Presumably, the safest way to get people to run these computations is payment via decentralized currency. Sovereign currencies enable everyone to engage in exchange without the drawbacks of fiat currency. Decentralized finance and contract may also reduce regulatory shocks and stabilize the financial system.
The long-term goal will be to build secure homes for digital people.
Other
There are a few loose ends that didn’t fit anywhere else. Continuing research is needed into these and other threats.
Volcano geoengineering might be necessary long term.
Synthetic food would make us more resilient to agricultural catastrophes.
I’m skeptical that past visions of nanotechnology will come about. But if it is developed, we should build mitigations such as hard-to-digest barriers and nanomoeba10.
Science fiction is filled with fears of infecting minds via digital media. Humans might fall prey to superpersuasion or be driven mad by a sequence of blinking lights. Digital minds might be subverted by the contents of a single message. If this becomes practical, we’ll need to develop filters, sandboxes, public key blacklists, and other mitigations.
Institutions for truth may become more important. Prediction markets, mechanism design, reputation systems for arbiters, and credibly-neutral research institutions may come to the fore.

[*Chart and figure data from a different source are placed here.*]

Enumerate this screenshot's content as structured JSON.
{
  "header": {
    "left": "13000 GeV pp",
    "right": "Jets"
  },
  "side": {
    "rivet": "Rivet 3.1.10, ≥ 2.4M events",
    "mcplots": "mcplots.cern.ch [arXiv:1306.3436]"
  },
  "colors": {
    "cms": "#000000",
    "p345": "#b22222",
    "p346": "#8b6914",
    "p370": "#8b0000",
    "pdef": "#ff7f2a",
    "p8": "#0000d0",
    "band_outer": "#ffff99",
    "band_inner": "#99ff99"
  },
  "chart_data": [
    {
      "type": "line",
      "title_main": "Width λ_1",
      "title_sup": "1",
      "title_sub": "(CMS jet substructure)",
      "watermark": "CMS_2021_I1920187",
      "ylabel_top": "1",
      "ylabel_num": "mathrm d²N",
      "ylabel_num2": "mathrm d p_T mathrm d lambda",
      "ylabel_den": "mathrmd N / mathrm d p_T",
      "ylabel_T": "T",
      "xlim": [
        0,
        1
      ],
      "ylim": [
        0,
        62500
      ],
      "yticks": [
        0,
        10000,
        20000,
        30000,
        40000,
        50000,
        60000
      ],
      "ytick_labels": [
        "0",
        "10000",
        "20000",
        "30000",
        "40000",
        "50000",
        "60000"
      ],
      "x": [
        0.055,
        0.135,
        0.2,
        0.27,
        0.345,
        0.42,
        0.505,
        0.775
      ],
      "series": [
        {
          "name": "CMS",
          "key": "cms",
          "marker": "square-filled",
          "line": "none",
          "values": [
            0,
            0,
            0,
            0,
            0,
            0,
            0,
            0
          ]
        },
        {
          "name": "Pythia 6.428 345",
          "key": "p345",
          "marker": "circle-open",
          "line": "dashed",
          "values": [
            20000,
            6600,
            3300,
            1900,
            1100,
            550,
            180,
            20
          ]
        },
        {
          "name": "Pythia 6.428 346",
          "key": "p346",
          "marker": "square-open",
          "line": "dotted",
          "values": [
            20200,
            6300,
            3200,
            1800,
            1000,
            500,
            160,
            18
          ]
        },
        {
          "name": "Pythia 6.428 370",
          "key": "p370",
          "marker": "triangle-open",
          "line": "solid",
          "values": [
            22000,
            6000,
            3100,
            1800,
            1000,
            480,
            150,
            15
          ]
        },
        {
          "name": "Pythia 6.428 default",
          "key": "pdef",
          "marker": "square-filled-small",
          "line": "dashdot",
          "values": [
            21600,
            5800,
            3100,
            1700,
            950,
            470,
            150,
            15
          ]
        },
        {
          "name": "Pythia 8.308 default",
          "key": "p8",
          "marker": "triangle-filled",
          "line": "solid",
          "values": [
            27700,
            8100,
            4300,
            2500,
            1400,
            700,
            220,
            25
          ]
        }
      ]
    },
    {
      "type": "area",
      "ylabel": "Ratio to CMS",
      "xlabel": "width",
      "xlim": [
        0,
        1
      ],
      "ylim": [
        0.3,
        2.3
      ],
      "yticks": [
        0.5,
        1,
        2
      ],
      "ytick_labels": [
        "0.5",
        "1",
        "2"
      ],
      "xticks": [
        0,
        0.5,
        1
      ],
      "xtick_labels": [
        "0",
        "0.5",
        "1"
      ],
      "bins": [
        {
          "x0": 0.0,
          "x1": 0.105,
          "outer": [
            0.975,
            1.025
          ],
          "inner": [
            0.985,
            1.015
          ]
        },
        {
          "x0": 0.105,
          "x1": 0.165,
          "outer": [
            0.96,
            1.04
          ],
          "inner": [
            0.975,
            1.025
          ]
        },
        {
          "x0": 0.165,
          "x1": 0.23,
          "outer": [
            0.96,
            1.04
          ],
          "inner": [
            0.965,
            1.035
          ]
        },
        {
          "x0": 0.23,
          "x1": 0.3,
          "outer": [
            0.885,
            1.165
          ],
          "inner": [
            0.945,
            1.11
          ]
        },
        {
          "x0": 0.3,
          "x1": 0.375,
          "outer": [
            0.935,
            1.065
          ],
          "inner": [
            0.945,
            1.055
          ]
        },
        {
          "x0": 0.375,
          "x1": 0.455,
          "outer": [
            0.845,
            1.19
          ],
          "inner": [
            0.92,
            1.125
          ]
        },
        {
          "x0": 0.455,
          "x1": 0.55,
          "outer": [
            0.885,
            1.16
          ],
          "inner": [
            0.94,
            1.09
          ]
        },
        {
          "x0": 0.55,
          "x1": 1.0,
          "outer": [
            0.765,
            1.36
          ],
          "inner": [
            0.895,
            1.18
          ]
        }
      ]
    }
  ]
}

Mechanisms for funding public goods without relying on governments might increase the speed at which defensive technologies are established.
Conclusion
This concludes a loose thread in writing about proceeding with AI. The benefits are large enough to accept a substantial amount of risk. The industry is moving towards a development paradigm that safely satisfies our demand for intelligence, while sapping the incentive to build dangerous intelligence. In that safer paradigm, using aligned data solves alignment. Adding engineering safeguards, legal protections, and defensive technologies can unlock a world that digital minds can safely participate in.
There is no single solution to the challenges of digital minds, society should push on all fronts. The risks can be mitigated enough to proceed with confidence, and share the future with everyone.
EDIT see also: Most Externalities are Solved with Technology, Not Coordination.
Stronger offense also incentivizes defenders to invest more in defense.
Mass-spec and other spectroscopy techniques might help too, they double as a means to detect chemical attacks and explosives.
A host of other ideas such as test-and-trace, virulence management, and prophylactic solutions might help too.
Other modalities should also be considered such as peptide vaccines, convalescent plasma therapy, monoclonal antibodies, and variolation.
The advent of quantum technologies might be a boon for cryptography for applications such as device-independent quantum randomness.
Why a username and not as the password itself? Biometrics are attached to you, hard to change, and possible for attackers to read off you. This makes them more suitable as a hard-to-steal username rather than a true password. Even if someone steals your fingerprint, you can always swap hardware tokens and be fine.
Ideally FPGAs so the computation can be routed randomly on the chip, making it harder for individually corrupted components to leak information.
Of course, the ability to deflect asteroids away from Earth also enables us to deflect them towards Earth, so such capabilities should only be fully established if the threat becomes significant. Another example of why it’s often better to react to potential threats when they come to fruition, rather than try to pre-empt them.
A term I made up for nanobots that consume malicious nanobots.